Bessere Leistung im Studium mit Stressabbau durch Sport
Geschrieben von: Thorsten
Sicher kennst Du das auch, das lange Stillsitzen in der Vorlesung, die hohe Konzentration bei den Seminaren, das stundenlange vorbereiten auf Klausuren, das alles ist Stress pur. Doch wie soll man den Stress kompensieren bzw. abbauen? In Ruhe runterkommen geht meistens gar nicht so gut. Die Folge: du bist schlecht drauf und zu Leuten, die gar nichts dafür können, bist Du einfach grantig. Oft lebt man als Student noch in einer WG oder vielleicht im Studentenwohnheim, dann kommt zum Stress im Studium auch noch privater Ärger dazu. So langsam wächst Dir alles über den Kopf, das alles kennst Du so gut von Dir selbst. Doch es gibt Lösungsansätze, auf die man nur meistens selbst nicht kommt...

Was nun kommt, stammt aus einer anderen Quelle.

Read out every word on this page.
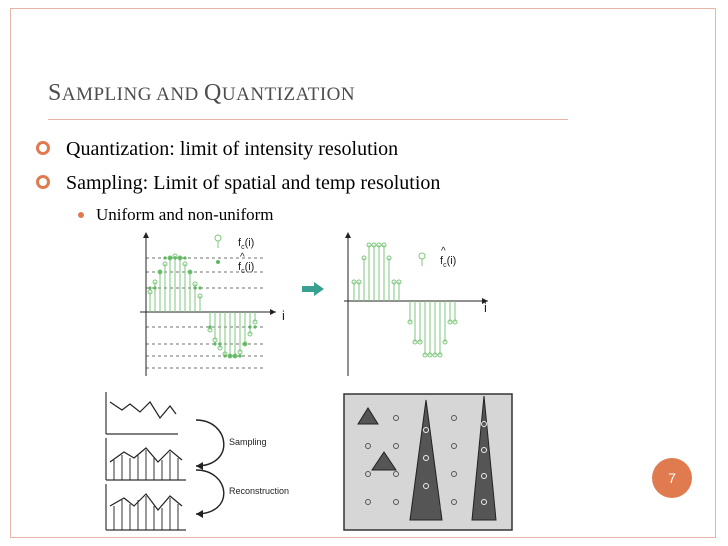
SAMPLING AND QUANTIZATION
Quantization: limit of intensity resolution
Sampling: Limit of spatial and temp resolution
Uniform and non-uniform
$f_c(i)$
$f_c(i)$
^
i
$f_c(i)$
^
i
Sampling
Reconstruction
7
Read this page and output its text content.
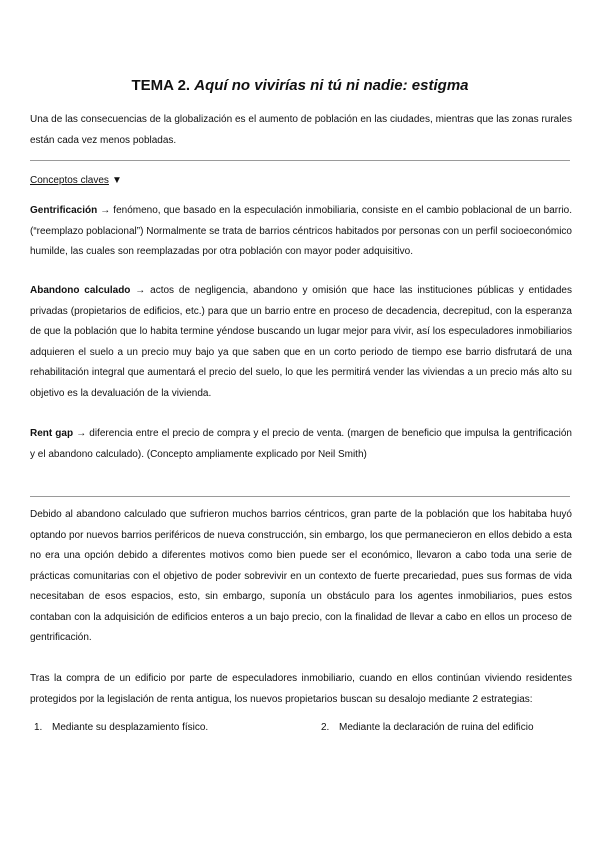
TEMA 2. Aquí no vivirías ni tú ni nadie: estigma
Una de las consecuencias de la globalización es el aumento de población en las ciudades, mientras que las zonas rurales están cada vez menos pobladas.
Conceptos claves ▼
Gentrificación → fenómeno, que basado en la especulación inmobiliaria, consiste en el cambio poblacional de un barrio. (“reemplazo poblacional”) Normalmente se trata de barrios céntricos habitados por personas con un perfil socioeconómico humilde, las cuales son reemplazadas por otra población con mayor poder adquisitivo.
Abandono calculado → actos de negligencia, abandono y omisión que hace las instituciones públicas y entidades privadas (propietarios de edificios, etc.) para que un barrio entre en proceso de decadencia, decrepitud, con la esperanza de que la población que lo habita termine yéndose buscando un lugar mejor para vivir, así los especuladores inmobiliarios adquieren el suelo a un precio muy bajo ya que saben que en un corto periodo de tiempo ese barrio disfrutará de una rehabilitación integral que aumentará el precio del suelo, lo que les permitirá vender las viviendas a un precio más alto su objetivo es la devaluación de la vivienda.
Rent gap → diferencia entre el precio de compra y el precio de venta. (margen de beneficio que impulsa la gentrificación y el abandono calculado). (Concepto ampliamente explicado por Neil Smith)
Debido al abandono calculado que sufrieron muchos barrios céntricos, gran parte de la población que los habitaba huyó optando por nuevos barrios periféricos de nueva construcción, sin embargo, los que permanecieron en ellos debido a esta no era una opción debido a diferentes motivos como bien puede ser el económico, llevaron a cabo toda una serie de prácticas comunitarias con el objetivo de poder sobrevivir en un contexto de fuerte precariedad, pues sus formas de vida necesitaban de esos espacios, esto, sin embargo, suponía un obstáculo para los agentes inmobiliarios, pues estos contaban con la adquisición de edificios enteros a un bajo precio, con la finalidad de llevar a cabo en ellos un proceso de gentrificación.
Tras la compra de un edificio por parte de especuladores inmobiliario, cuando en ellos continúan viviendo residentes protegidos por la legislación de renta antigua, los nuevos propietarios buscan su desalojo mediante 2 estrategias:
1. Mediante su desplazamiento físico.	2. Mediante la declaración de ruina del edificio
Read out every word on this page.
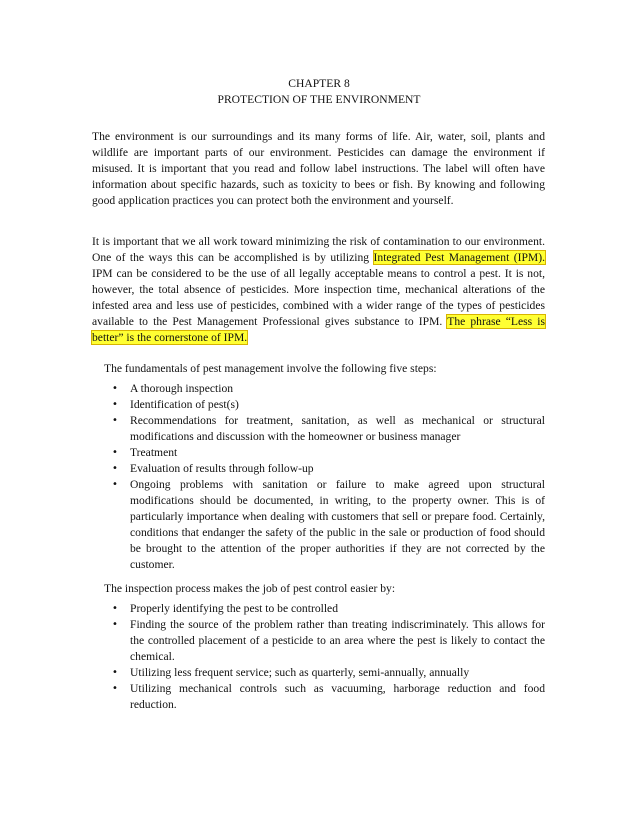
CHAPTER 8
PROTECTION OF THE ENVIRONMENT

The environment is our surroundings and its many forms of life. Air, water, soil, plants and wildlife are important parts of our environment. Pesticides can damage the environment if misused. It is important that you read and follow label instructions. The label will often have information about specific hazards, such as toxicity to bees or fish. By knowing and following good application practices you can protect both the environment and yourself.

It is important that we all work toward minimizing the risk of contamination to our environment. One of the ways this can be accomplished is by utilizing Integrated Pest Management (IPM). IPM can be considered to be the use of all legally acceptable means to control a pest. It is not, however, the total absence of pesticides. More inspection time, mechanical alterations of the infested area and less use of pesticides, combined with a wider range of the types of pesticides available to the Pest Management Professional gives substance to IPM. The phrase “Less is better” is the cornerstone of IPM.

The fundamentals of pest management involve the following five steps:
•	A thorough inspection
•	Identification of pest(s)
•	Recommendations for treatment, sanitation, as well as mechanical or structural modifications and discussion with the homeowner or business manager
•	Treatment
•	Evaluation of results through follow-up
•	Ongoing problems with sanitation or failure to make agreed upon structural modifications should be documented, in writing, to the property owner. This is of particularly importance when dealing with customers that sell or prepare food. Certainly, conditions that endanger the safety of the public in the sale or production of food should be brought to the attention of the proper authorities if they are not corrected by the customer.
The inspection process makes the job of pest control easier by:
•	Properly identifying the pest to be controlled
•	Finding the source of the problem rather than treating indiscriminately. This allows for the controlled placement of a pesticide to an area where the pest is likely to contact the chemical.
•	Utilizing less frequent service; such as quarterly, semi-annually, annually
•	Utilizing mechanical controls such as vacuuming, harborage reduction and food reduction.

Stressabbau durch Sport heißt hier das Zauberwort. Nicht gleich abwinken, es funktioniert tatsächlich, so reicht vielleicht schon ein längerer Spaziergang mit festem Schritt oder Jogging und Walking, aber auch Schwimmen sind gute Methoden für Stressabbau durch Sport. Wissenschaftler haben festgestellt, dass Menschen die ausgeglichen und mental entspannt sind, Stress viel besser wegstecken als unausgeglichene Menschen. Wie Du sicher weißt, laufen im Körper ständig chemische Prozesse ab, die Deinen Gemütszustand beeinflussen. Jetzt ist es so, dass sportliche Aktivitäten bestimmte biochemische Prozesse im Körper auslösen. Dabei wird im Körper ein Glückshormon, das so genanntes Endorphin ausgeschüttet, was Dich Stressresistenter macht. Damit wird Stress abgebaut, aber auch ein Ausgleich zum Studium und zur mangelnden Bewegung wird mit dem Stressabbau durch Sport erreicht. Joggen empfiehlt sich am ehesten, da man alleine, spontan, fast überall und ohne große Ausrüstung loslegen kann. Nun ist Joggen nicht jedermanns Sache, aber wie eingangs schon erwähnt auch ein strammer Spaziergang kann schon ein Ausgleich sein. Beim Gehen, wie bei allen sportlichen Aktivitäten ist die Atmung besonders wichtig. Wer sich doch lieber schneller bewegt, sollte aber langsam beginnen und aufwärmen und Dehnübungen machen, die senken das Risiko schmerzhafter Ausfallerscheinungen. Joggen ist auf weicheren Böden wesentlich schonender, als auf hartem Pflaster. Geeignet sind Waldböden, Laufbahnen, aber auch Sandstrände, für die Bewohner der Küstenregionen an Nord- und Ostsee natürlich leicht zu erreichen, ein idealer Ort um sich sportlich zu betätigen. Wer sich nicht so gerne an Land bewegt, für den ist schwimmen eine gute Möglichkeit Sport zu treiben. Um ein optimales Ergebnis zu erzielen, sollte man eine gewisse Regelmäßigkeit auch beim Sport einhalten.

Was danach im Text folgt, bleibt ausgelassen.